A causa di un guasto all'impianto idrico, infatti, una sezione del carcere si veniva a trovare a forte rischio di allagamento. Per questo motivo quindi gli uomini in divisa si sono occupati di trasferire i detenuti in una zona più sicura, liberando al contempo l'area interessata dal guasto così da consentire la realizzazione dei lavori di ripristino. Un'operazione, questa, fortemente contrastata da un ospite nordafricano, come raccontato dal segretario Uspp a "Varese News". "Non ha voluto sentir ragione e ad ha risposto all’invito con fare di sfida, beffeggiando ogni opera di persuasione del personale.
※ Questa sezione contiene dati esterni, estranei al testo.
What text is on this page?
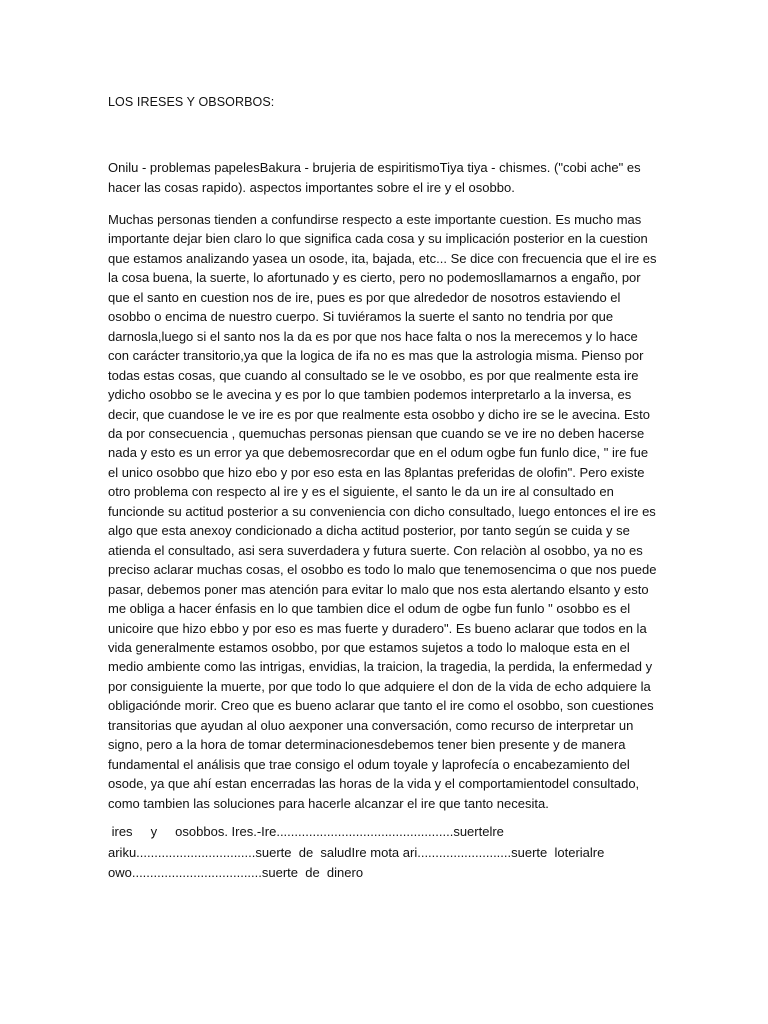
LOS IRESES Y OBSORBOS:
Onilu - problemas papelesBakura - brujeria de espiritismoTiya tiya - chismes. ("cobi ache" es hacer las cosas rapido). aspectos importantes sobre el ire y el osobbo.
Muchas personas tienden a confundirse respecto a este importante cuestion. Es mucho mas importante dejar bien claro lo que significa cada cosa y su implicación posterior en la cuestion que estamos analizando yasea un osode, ita, bajada, etc... Se dice con frecuencia que el ire es la cosa buena, la suerte, lo afortunado y es cierto, pero no podemosllamarnos a engaño, por que el santo en cuestion nos de ire, pues es por que alrededor de nosotros estaviendo el osobbo o encima de nuestro cuerpo. Si tuviéramos la suerte el santo no tendria por que darnosla,luego si el santo nos la da es por que nos hace falta o nos la merecemos y lo hace con carácter transitorio,ya que la logica de ifa no es mas que la astrologia misma. Pienso por todas estas cosas, que cuando al consultado se le ve osobbo, es por que realmente esta ire ydicho osobbo se le avecina y es por lo que tambien podemos interpretarlo a la inversa, es decir, que cuandose le ve ire es por que realmente esta osobbo y dicho ire se le avecina. Esto da por consecuencia , quemuchas personas piensan que cuando se ve ire no deben hacerse nada y esto es un error ya que debemosrecordar que en el odum ogbe fun funlo dice, " ire fue el unico osobbo que hizo ebo y por eso esta en las 8plantas preferidas de olofin". Pero existe otro problema con respecto al ire y es el siguiente, el santo le da un ire al consultado en funcionde su actitud posterior a su conveniencia con dicho consultado, luego entonces el ire es algo que esta anexoy condicionado a dicha actitud posterior, por tanto según se cuida y se atienda el consultado, asi sera suverdadera y futura suerte. Con relaciòn al osobbo, ya no es preciso aclarar muchas cosas, el osobbo es todo lo malo que tenemosencima o que nos puede pasar, debemos poner mas atención para evitar lo malo que nos esta alertando elsanto y esto me obliga a hacer énfasis en lo que tambien dice el odum de ogbe fun funlo " osobbo es el unicoire que hizo ebbo y por eso es mas fuerte y duradero". Es bueno aclarar que todos en la vida generalmente estamos osobbo, por que estamos sujetos a todo lo maloque esta en el medio ambiente como las intrigas, envidias, la traicion, la tragedia, la perdida, la enfermedad y por consiguiente la muerte, por que todo lo que adquiere el don de la vida de echo adquiere la obligaciónde morir. Creo que es bueno aclarar que tanto el ire como el osobbo, son cuestiones transitorias que ayudan al oluo aexponer una conversación, como recurso de interpretar un signo, pero a la hora de tomar determinacionesdebemos tener bien presente y de manera fundamental el análisis que trae consigo el odum toyale y laprofecía o encabezamiento del osode, ya que ahí estan encerradas las horas de la vida y el comportamientodel consultado, como tambien las soluciones para hacerle alcanzar el ire que tanto necesita.
ires     y     osobbos. Ires.-Ire.................................................suertelre
ariku.................................suerte  de  saludIre mota ari..........................suerte  loterialre
owo....................................suerte  de  dinero
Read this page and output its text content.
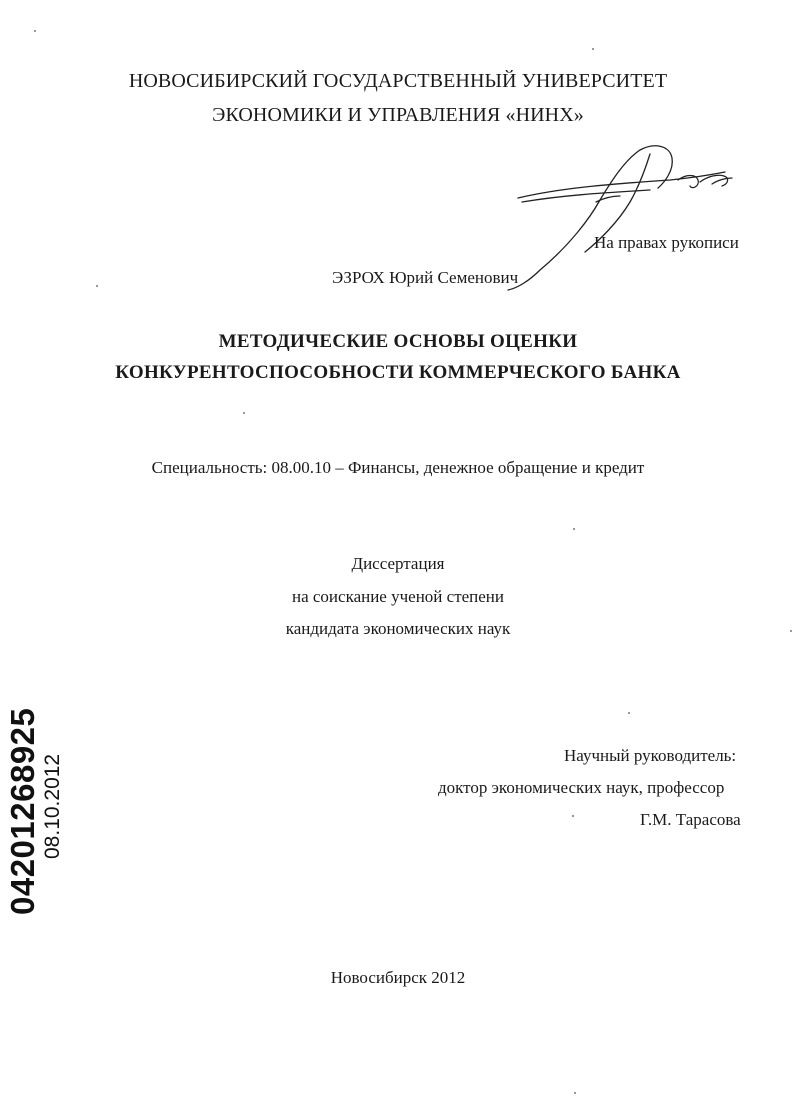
НОВОСИБИРСКИЙ ГОСУДАРСТВЕННЫЙ УНИВЕРСИТЕТ
ЭКОНОМИКИ И УПРАВЛЕНИЯ «НИНХ»
На правах рукописи
ЭЗРОХ Юрий Семенович
МЕТОДИЧЕСКИЕ ОСНОВЫ ОЦЕНКИ
КОНКУРЕНТОСПОСОБНОСТИ КОММЕРЧЕСКОГО БАНКА
Специальность: 08.00.10 – Финансы, денежное обращение и кредит
Диссертация
на соискание ученой степени
кандидата экономических наук
Научный руководитель:
доктор экономических наук, профессор
Г.М. Тарасова
Новосибирск 2012
04201268925 08.10.2012
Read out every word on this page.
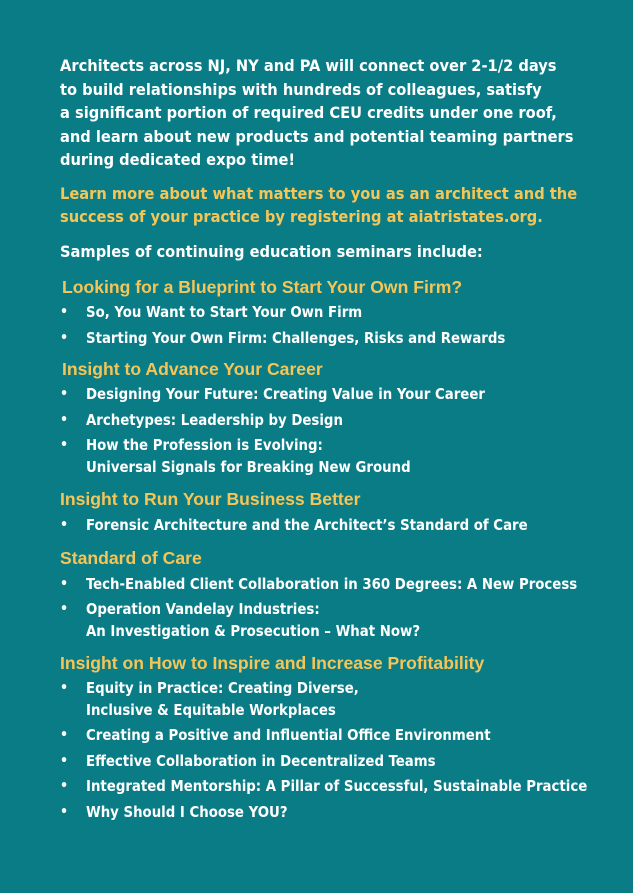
Architects across NJ, NY and PA will connect over 2-1/2 days
to build relationships with hundreds of colleagues, satisfy
a significant portion of required CEU credits under one roof,
and learn about new products and potential teaming partners
during dedicated expo time!

Learn more about what matters to you as an architect and the
success of your practice by registering at aiatristates.org.

Samples of continuing education seminars include:

Looking for a Blueprint to Start Your Own Firm?
• So, You Want to Start Your Own Firm
• Starting Your Own Firm: Challenges, Risks and Rewards
Insight to Advance Your Career
• Designing Your Future: Creating Value in Your Career
• Archetypes: Leadership by Design
• How the Profession is Evolving:
Universal Signals for Breaking New Ground
Insight to Run Your Business Better
• Forensic Architecture and the Architect’s Standard of Care
Standard of Care
• Tech-Enabled Client Collaboration in 360 Degrees: A New Process
• Operation Vandelay Industries:
An Investigation & Prosecution – What Now?
Insight on How to Inspire and Increase Profitability
• Equity in Practice: Creating Diverse,
Inclusive & Equitable Workplaces
• Creating a Positive and Influential Office Environment
• Effective Collaboration in Decentralized Teams
• Integrated Mentorship: A Pillar of Successful, Sustainable Practice
• Why Should I Choose YOU?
Dopo vari tentativi, proprio nell’interesse di tutelare la sua salute e quella degli altri compagni, il personale ha provato a condurlo presso un’altra sezione".

Ed è proprio a questo punto che scatta la furiosa reazione del magrebino, il quale non si limita alle minacce di morte nei confronti dei poliziotti e del sovrintendente intervenuti ma li aggredisce fisicamente, colpendoli con forti pugni e calci. Pronta la reazione degli uomini in divisa, che riescono a contenere la furia dell'extracomunitario ed a ricondurlo dietro le sbarre, subendo tuttavia delle ferite che hanno reso necessaria una visita di controllo in ospedale. "Alcuni degli agenti intervenuti “portano a casa” 7 giorni di prognosi", conclude con amarezza Diurno.

Anche il segretario regionale Uspp Gian Liuigi Madonia è intervenuto sull'incresciosa violenza avvenuta a Busto Arsizio."Ormai le notizie di aggressione all’interno degli Istituti in danno alla polizia penitenziaria non fanno più notizia, ed anche le più importanti e rinomate agenzie di informazione ritengono che quello che accade sia assolutamente normale. Intanto, all’interno dei reparti e delle sezioni, gli eventi critici aumentano a dismisura", denuncia il segretario. "I fatti di Busto Arsizio si aggiungono ai tantissimi altri episodi all’interno delle carceri italiane. Nessun garante, nessuna associazione e nessuna autorità interviene", denuncia ancora. "Sono sicuro che se qualche agente si dovesse permettere di alzare appena il volume della voce nei confronti di qualche detenuto o di invitarlo a lavarsi, giusto per dare un senso a quelle regole previste dalle norme, chissà quanti garanti e difensori si precipiterebbero a scrivere e denunciare quel poliziotto. Per abuso, tortura o altro. Il sistema attuale di gestione della detenzione è troppo sbilanciato e la polizia penitenziaria non ha tutele da parte della politica, troppo orientata ad ascoltare tutte le posizioni e poco o nulla quella dei poliziotti", attacca Madonia, che ricorda i numerosi appelli caduti nel vuoto. "L’Uspp, in più occasioni ha chiesto di dotare la polizia penitenziaria di taser, proprio per difendersi dalle aggressioni, ma i politici sono sordi ed insensibili. Quegli stessi politici che dovrebbero rispondere in proprio per tutto ciò che sta accadendo all’interno degli istituti", conclude.